FeReAttribution
From UoWiki
After working on some texts at the uo wiki, I certainly don't believe any of them were written by a single author - even if I myself sat down and typed each word - taking dictation only from my thoughts and fingers. The UoClaimer as a document explains the freedom from single viewpoints that partial anonymity provides (the anonymity is always partial because of the IP address tracking and chasing possibilities provided by this wiki software).
Cory Doctorow calls himself a 'creative typist' on his business card, which is a good half-way house between authorship and the activity undertaken when writing to mailing lists - or wikis - always a conversation out of step.
I was treading both sides of the line - anonymity on the Uo wiki, authorship implicit when publishing texts on my website, I was bored with academic writing and decided that this kind of admission of how flexible and fuzzy any notation of authorship is when what is actually happening to the text is less like authoring and more like synthesis.
A good friend pointed out to me the problems of this approach - distributing strongly authored text (text that uses the first person, or expresses viewpoints in a punchy or opinionated way) without attributing authorship is problematic in a context like the uo - because it seems to be representing the views of the uo, an unnamed 'group' rather than an individual working in the uo as a framework.

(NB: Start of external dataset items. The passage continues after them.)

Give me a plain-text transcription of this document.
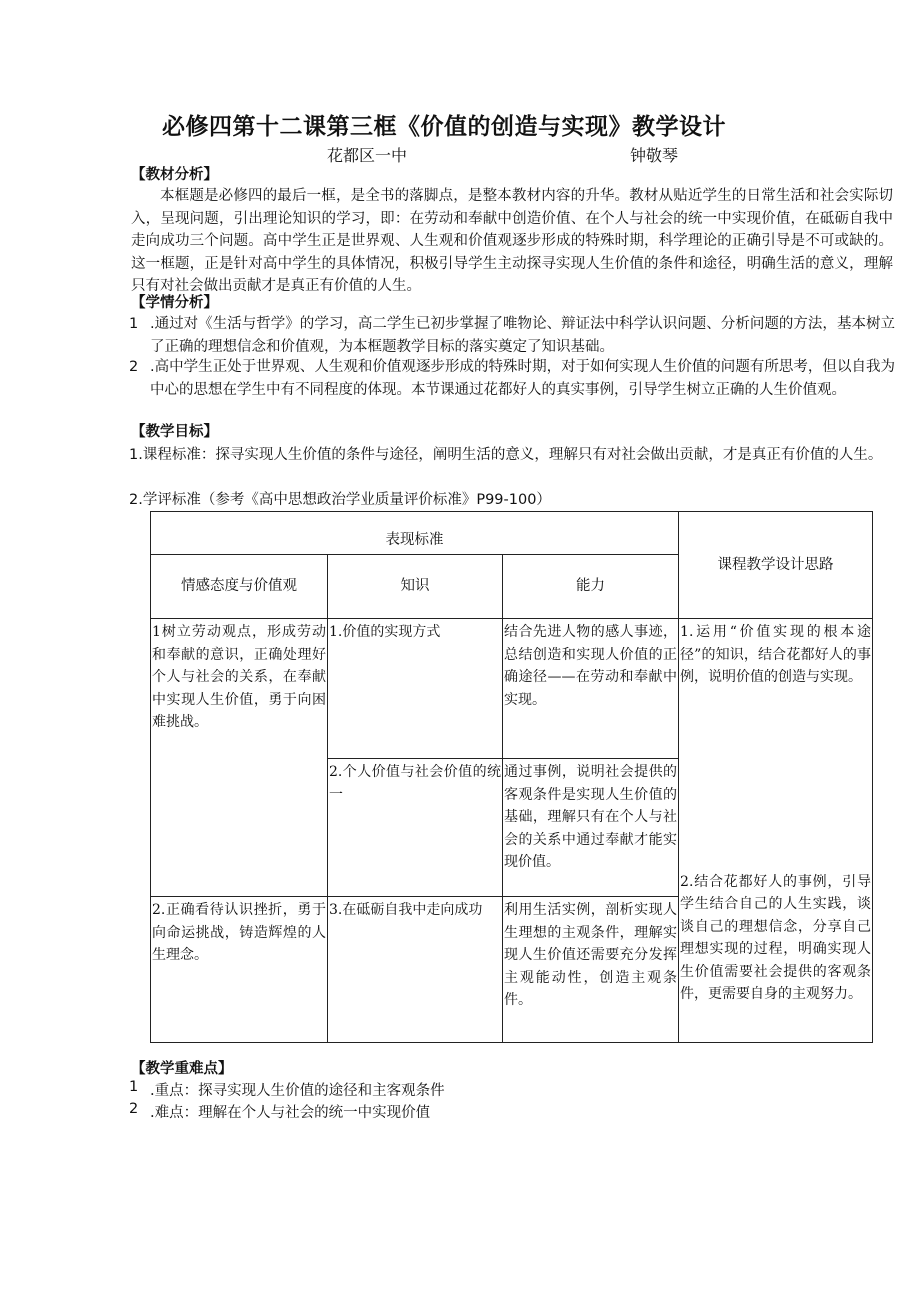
必修四第十二课第三框《价值的创造与实现》教学设计
花都区一中	钟敬琴
【教材分析】
本框题是必修四的最后一框，是全书的落脚点，是整本教材内容的升华。教材从贴近学生的日常生活和社会实际切入，呈现问题，引出理论知识的学习，即：在劳动和奉献中创造价值、在个人与社会的统一中实现价值，在砥砺自我中走向成功三个问题。高中学生正是世界观、人生观和价值观逐步形成的特殊时期，科学理论的正确引导是不可或缺的。这一框题，正是针对高中学生的具体情况，积极引导学生主动探寻实现人生价值的条件和途径，明确生活的意义，理解只有对社会做出贡献才是真正有价值的人生。
【学情分析】
1 .通过对《生活与哲学》的学习，高二学生已初步掌握了唯物论、辩证法中科学认识问题、分析问题的方法，基本树立了正确的理想信念和价值观，为本框题教学目标的落实奠定了知识基础。
2 .高中学生正处于世界观、人生观和价值观逐步形成的特殊时期，对于如何实现人生价值的问题有所思考，但以自我为中心的思想在学生中有不同程度的体现。本节课通过花都好人的真实事例，引导学生树立正确的人生价值观。
【教学目标】
1.课程标准：探寻实现人生价值的条件与途径，阐明生活的意义，理解只有对社会做出贡献，才是真正有价值的人生。
2.学评标准（参考《高中思想政治学业质量评价标准》P99-100）
表现标准			课程教学设计思路
情感态度与价值观	知识	能力	
1树立劳动观点，形成劳动和奉献的意识，正确处理好个人与社会的关系，在奉献中实现人生价值，勇于向困难挑战。	1.价值的实现方式	结合先进人物的感人事迹，总结创造和实现人价值的正确途径——在劳动和奉献中实现。	1.运用“价值实现的根本途径”的知识，结合花都好人的事例，说明价值的创造与实现。
	2.个人价值与社会价值的统一	通过事例，说明社会提供的客观条件是实现人生价值的基础，理解只有在个人与社会的关系中通过奉献才能实现价值。	
2.正确看待认识挫折，勇于向命运挑战，铸造辉煌的人生理念。	3.在砥砺自我中走向成功	利用生活实例，剖析实现人生理想的主观条件，理解实现人生价值还需要充分发挥主观能动性，创造主观条件。	2.结合花都好人的事例，引导学生结合自己的人生实践，谈谈自己的理想信念，分享自己理想实现的过程，明确实现人生价值需要社会提供的客观条件，更需要自身的主观努力。
【教学重难点】
1 .重点：探寻实现人生价值的途径和主客观条件
2 .难点：理解在个人与社会的统一中实现价值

This made sense to me. In the past, the uo has been somewhat over-identified with individuals because that's how people have come to it - through me, or through others, who then seem to 'represent' the institution in some way. This makes no sense - one of the uo slogans 'everybody speaks in the voice of the uo' only works if individuals are identified, and able to express themselves as themselves, and as the uo. The voice has a source. Sometimes the source is shared - which is where faculty groupings start to make sense. Sometimes the source is singular, in which case attribution becomes important so that response is a possibiity.
This is not to say that pseudonyms or selective anonymity isn't important and useful - but tightly authored punditry - such as that in many of the texts in the Uo Economic Observatory shouldn't be mistaken as an institutional position statement.
I'm happy to use my name for these texts - apart from anything else, it means that I can accrue reputation (positive or negative) from working on them, which is both thematically and organisationally consistent with many of the texts written in the Observatory so far. It also means I can be challenged on the contents of the texts.
So this is still an experiment - where material is strongly authored, I'm going to attribute what I do to myself, unless the material is group authored in which case I'll use faculty attribution as best I can. If others want attribution to texts or ideas of theirs that I've synthesised in 'my' text, they're welcome to add it. I'm also very curious about different possible approaches to this issue. If anyone has other suggestions, I'm very keen to hear them.